West Antarctic Ice Sheet Stability:
Glacial Record from the Ohio Range of
the Horlick Mountains in the Bottleneck
Hal Borns*, Aaron Putnam, UMaine
Robert Ackert, Sujoy Mukhopadhyay, Harvard.
December 15, 2004 to February 15, 2005
January 2nd 2005

January 19, 2005

The Mount Schopf Weather Introduces Itself; Flag-route Established; Thoughts on Attachment and Cleanliness

The first day at our new camp was unfortunately a bit relaxed. At 0800h, I was told to go back to bed on account of the 0% snow surface definition. The torturous element, was that we could plainly see Mercer Ridge! But, in order to safely place a flag-route, the definition needs to be good enough to see snow-covered crevasses. So, I dreamed a little more: mostly anxiety-ridden dreams about unfinished schoolwork and financial problems that are (in reality) awaiting me at home.

One thing that I’ve been thinking on recently, is the idea of worldly attachments – and what it is specifically that binds me to ‘home’ in Maine. As Terry Hughes’ ‘Bull-Nye Syndrome’ begins to show its first signs amongst our crew (including me, I’m sure), and the asymptotic end draws near but hasn’t yet arrived, I try to analyze exactly what it is that gives one the itch to depart… When getting down to the necessities, why would anyone ever want to leave this little paradise we have established for ourselves? We have good food, water, warm clothes, and comfortable sleeping quarters. What more does one require? A hot-shower seems nice, but not necessary… It is one of those things that one may romanticize the memory of, and greatly anticipate – but by the time you take the shower, before you know it, the novelty of the greatly romanticized and missed luxury is gone, and you are trapped back in the routine of everyday life.

On account of just the raw fact that one needs to remain clean to remain healthy, I feel as if the dry cold here has a very strong cleansing effect, and the body is able to resume its age-old cleansing mechanisms when not constantly bombarded by products. Even after running, when I feel especially clammy in my windproof outfit, one day of hanging the damp clothes will have them dry and smell-free, ready for use! Perhaps I am deluding myself, and I must acknowledge that over time this property of Antarctica doesn’t hold up, but I am sure amazed at nature’s ability to keep one clean.
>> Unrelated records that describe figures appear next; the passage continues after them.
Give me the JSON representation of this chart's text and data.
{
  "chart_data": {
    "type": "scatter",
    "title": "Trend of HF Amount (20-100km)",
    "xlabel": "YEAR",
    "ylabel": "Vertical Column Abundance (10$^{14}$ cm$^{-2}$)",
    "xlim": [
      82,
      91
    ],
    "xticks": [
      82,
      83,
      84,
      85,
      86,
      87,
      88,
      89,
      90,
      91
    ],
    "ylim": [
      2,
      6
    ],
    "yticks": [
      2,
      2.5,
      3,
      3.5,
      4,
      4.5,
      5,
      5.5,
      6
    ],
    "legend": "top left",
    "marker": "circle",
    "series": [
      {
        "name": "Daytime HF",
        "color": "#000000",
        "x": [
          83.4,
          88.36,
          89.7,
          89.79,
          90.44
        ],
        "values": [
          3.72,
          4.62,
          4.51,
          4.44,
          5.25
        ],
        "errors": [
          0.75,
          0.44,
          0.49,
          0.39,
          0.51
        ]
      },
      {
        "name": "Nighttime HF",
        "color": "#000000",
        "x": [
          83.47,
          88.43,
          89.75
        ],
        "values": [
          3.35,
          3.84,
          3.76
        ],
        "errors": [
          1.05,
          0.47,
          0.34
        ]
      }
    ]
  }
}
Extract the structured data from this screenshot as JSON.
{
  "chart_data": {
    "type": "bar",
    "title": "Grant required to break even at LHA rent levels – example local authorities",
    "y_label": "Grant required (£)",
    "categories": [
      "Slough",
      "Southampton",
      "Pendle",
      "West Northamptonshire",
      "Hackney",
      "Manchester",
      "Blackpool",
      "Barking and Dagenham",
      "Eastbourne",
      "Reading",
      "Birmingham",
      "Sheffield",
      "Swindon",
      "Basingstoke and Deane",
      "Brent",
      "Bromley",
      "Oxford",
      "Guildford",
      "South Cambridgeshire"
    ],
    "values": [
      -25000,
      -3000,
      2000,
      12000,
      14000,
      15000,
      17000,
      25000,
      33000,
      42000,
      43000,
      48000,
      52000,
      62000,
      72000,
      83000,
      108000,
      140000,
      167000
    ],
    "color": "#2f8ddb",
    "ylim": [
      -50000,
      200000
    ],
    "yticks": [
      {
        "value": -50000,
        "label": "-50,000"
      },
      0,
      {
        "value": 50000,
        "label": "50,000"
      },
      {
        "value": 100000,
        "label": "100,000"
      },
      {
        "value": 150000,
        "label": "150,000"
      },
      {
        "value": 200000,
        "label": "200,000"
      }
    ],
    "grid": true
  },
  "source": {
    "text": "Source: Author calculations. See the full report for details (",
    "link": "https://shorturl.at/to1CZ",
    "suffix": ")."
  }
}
The only comfort that I truly miss, and look forward to returning to, is running. A huge part of my life involves simply getting lost both in the world and in my mind, and running everyday to heart’s content. It is my form of soma, keeping me placid, free and inspired.

But all in all, the ‘Bull-Nye Syndrome’ seems to be merely a manifestation of the draw towards samsara and the eternal cycle of suffering. When leaving the ice – who is truly happy at home? Isn’t it all a bit melancholy to return, after the novelty has worn off? I find that at this part of my life, I cannot sit still for too long… I love finding new places to build a connection to, and find my niche that I can make my own.

I digress. We spent the day in idleness, waiting for a clearing that might shed some light on the ground. I tried my hand at being a tailor, and sewed a ‘Scott Base’ patch on my pack – I think I need some more practice.

Peter cooked up a tasty meal of pork and pasta, with Sujoy’s recipe applied to the frozen vegetables. As we ate, the sky cleared a bit, and the southern sun cast a light bringing out the definition on the ground. At 2145h, I suggested we go for it and set up a flag-route while we had the window. There was hesitant, but general agreement. So we set out, and flagged a route to the lower moraines deposited by a cirque glacier on the western face of Mercer Ridge. We managed to get around to the edges of some large, rather anomalous crevasses that stood between the ridge and us. We headed southwards to find the ends of the holes, but had to settle with crossing them where they had narrowed a bit, appearing to be at least partially filled with snow. We were glad we waited for the definition to improve when seeing these large crevasses… They were only distinguished from the rest of the white plain by a slight depression in the snow surface, with smaller sastrugi.

Reaching the moraine, we found it to be fascinating – quite different than the ones we had seen below the table. The lithologies were composed of dark red, weathered dolerite boulders, shales imprinted with the petrified Glossopteris trunks, and various bits of sandstone and glistening coal (or ‘black diamonds’ according to Perstrud on Amundsen’s southern journey). It will be a joy to spend more time on these moraines – the environment is truly spectacular! One almost feels a hint of walking through an ancient forest with the plant fossils and petrified wood everywhere you look!

I collected a stratified sandstone pebble, and a classic coarse sandstone conglomerate, placed them in the ski-doo box, and we were off back home. It is now late (after midnight), and I must arise early to prepare for a day of fieldwork. Ah, finally, back to work – hopefully there will be few idle days waiting to reach the outcrop.